By Mac Cerullo
---- — AMESBURY – ARC Technologies, Inc. is on the verge of purchasing the 125-year-old Durasol Drug Building at 1-9 Oakland St. in the Lower Millyard and plans to invest up to $2.6 million in renovations by the end of the year.
Dan Healey, ARC Technologies’ CEO, said he plans to close on the building on May 15 and expects the renovations to begin immediately afterwards. The building will undergo a “full shell” renovation, meaning the entire building will be gutted and rebuilt from the inside out.
“It needs a ton of work,” Healey said. “Everything from the roof is going to be removed, the windows, repointing and everything in between the brick, but we’re going to bring it back to what it looked like in 1888.”
The purchase price of the building will remain confidential until after the transaction is official, but Healey said the $2.6 million in renovations should be complete by the first snowfall this winter, and the new building will introduce about 15 to 25 new jobs to Amesbury.
“Most of those with ARC Technologies’ expansion, but also a lot of tradespeople coming in to do the construction,” Healey said.
Healey talked about the planned purchase at length during Wednesday’s public information session regarding the Heritage Park project in the Lower Millyard, which also featured presentations by Mayor Thatcher Kezer, Bartley Machine Co. CEO Rick Bartley and Amesbury Chamber Alliance Chairman Matt Sherrill.
Healey and Bartley both focused primarily on the private investment that has occurred in the Lower Millyard, and Bartley said he’s excited Healey is willing to take on the building because “no sane developer would buy that piece of property.”
“Nobody would’ve taken on that situation, I’ve been through the building and I know how rough it is,” Bartley said. “That building was in a downward spiral, if nothing happened to it, it would fall in upon itself eventually in the very near future. Now with this move, jobs are going to come to Amesbury and there will be some good building on the tax rolls.”
Bartley added that the project makes sense for Healey because his business is already in the area and he can keep everything nice and close.
The mill building, once owned by carriagemaker John Clark, stands on Carriage Hill, an area that was once the center of Amesbury’s world-renowned carriage industry. A devastating fire swept through the hill’s factories in 1888, leveling most of them. Clark was among the carriagemakers who immediately rebuilt, and his factory was considered at the time to be one of the finest in Amesbury.

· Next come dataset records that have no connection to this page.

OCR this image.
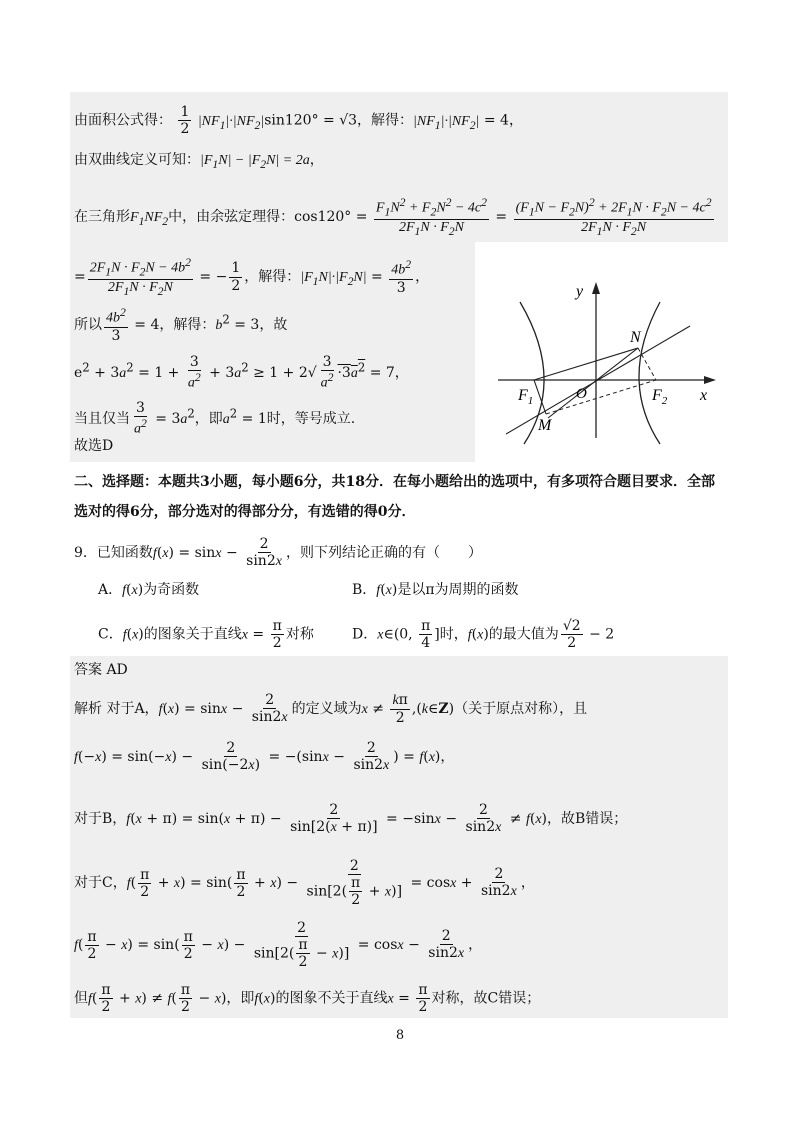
由面积公式得： $\frac{1}{2} |NF_1|\cdot|NF_2|\sin 120^\circ = √3$，解得：$|NF_1|\cdot|NF_2| = 4$，
由双曲线定义可知：$|F_1N| - |F_2N| = 2a$，
在三角形$F_1NF_2$中，由余弦定理得：$\cos 120^\circ = \frac{F_1N^2 + F_2N^2 - 4c^2}{2F_1N \cdot F_2N} = \frac{(F_1N - F_2N)^2 + 2F_1N \cdot F_2N - 4c^2}{2F_1N \cdot F_2N}$
= $\frac{2F_1N \cdot F_2N - 4b^2}{2F_1N \cdot F_2N}$ = − $\frac{1}{2}$ ，解得：$|F_1N|\cdot|F_2N| = \frac{4b^2}{3}$ ，
所以 $\frac{4b^2}{3} = 4$，解得：$b^2 = 3$，故
$e^2 + 3a^2 = 1 + \frac{3}{a^2} + 3a^2 \ge 1 + 2√ \frac{3}{a^2} \cdot 3a^2 = 7$，
当且仅当 $\frac{3}{a^2} = 3a^2$，即$a^2 = 1$时，等号成立.
故选D
y
x
O
N
M
$F_1$	$F_2$
二、选择题：本题共3小题，每小题6分，共18分．在每小题给出的选项中，有多项符合题目要求．全部
选对的得6分，部分选对的得部分分，有选错的得0分．
9．已知函数$f(x) = \sin x - \frac{2}{\sin 2x}$ ，则下列结论正确的有（　　）
A．f(x)为奇函数	B．f(x)是以π为周期的函数
C．f(x)的图象关于直线$x = \frac{\pi}{2}$ 对称	D．x∈(0, $\frac{\pi}{4}$ ]时，f(x)的最大值为 $\frac{√2}{2} - 2$
答案 AD
解析 对于A，$f(x) = \sin x - \frac{2}{\sin 2x}$ 的定义域为$x \ne \frac{k\pi}{2}$ ,(k∈Z)（关于原点对称），且
$f(-x) = \sin(-x) - \frac{2}{\sin(-2x)} = -(\sin x - \frac{2}{\sin 2x}$ ) = f(x)，
对于B，$f(x + \pi) = \sin(x + \pi) - \frac{2}{\sin[2(x + \pi)]} = -\sin x - \frac{2}{\sin 2x} \ne f(x)$，故B错误；
对于C，$f( \frac{\pi}{2} + x) = \sin( \frac{\pi}{2} + x) - \frac{2}{\sin[2( \frac{\pi}{2} + x)]} = \cos x + \frac{2}{\sin 2x}$ ，
$f( \frac{\pi}{2} - x) = \sin( \frac{\pi}{2} - x) - \frac{2}{\sin[2( \frac{\pi}{2} - x)]} = \cos x - \frac{2}{\sin 2x}$ ，
但$f( \frac{\pi}{2} + x) \ne f( \frac{\pi}{2} - x)$，即f(x)的图象不关于直线$x = \frac{\pi}{2}$ 对称，故C错误；
8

The impending purchase of the Durasol building comes as the City Council prepares to vote on the Heritage Park proposal this coming Tuesday. The Finance and Ordinance Committees both endorsed the project earlier this week, and Healey said he’s optimistic that the councilors will give their final approval.
If the council does vote in favor of creating Heritage Park, Healey will also move forward with some planned improvements to his Carriage Mills office complex on Water Street. Healey is planning on tearing down some green tin sheds adjacent to the main building, and it their place he expects to build a 25,000 square-foot expansion to house new commercial office space.
Construction of the addition would begin once Heritage Park is about “80 percent complete,” which is expected to be around 2015. Healey also has plans to spruce up the landscaping outside the existing Carriage Mills building, and those plans would go forward immediately should the council approve the park proposal.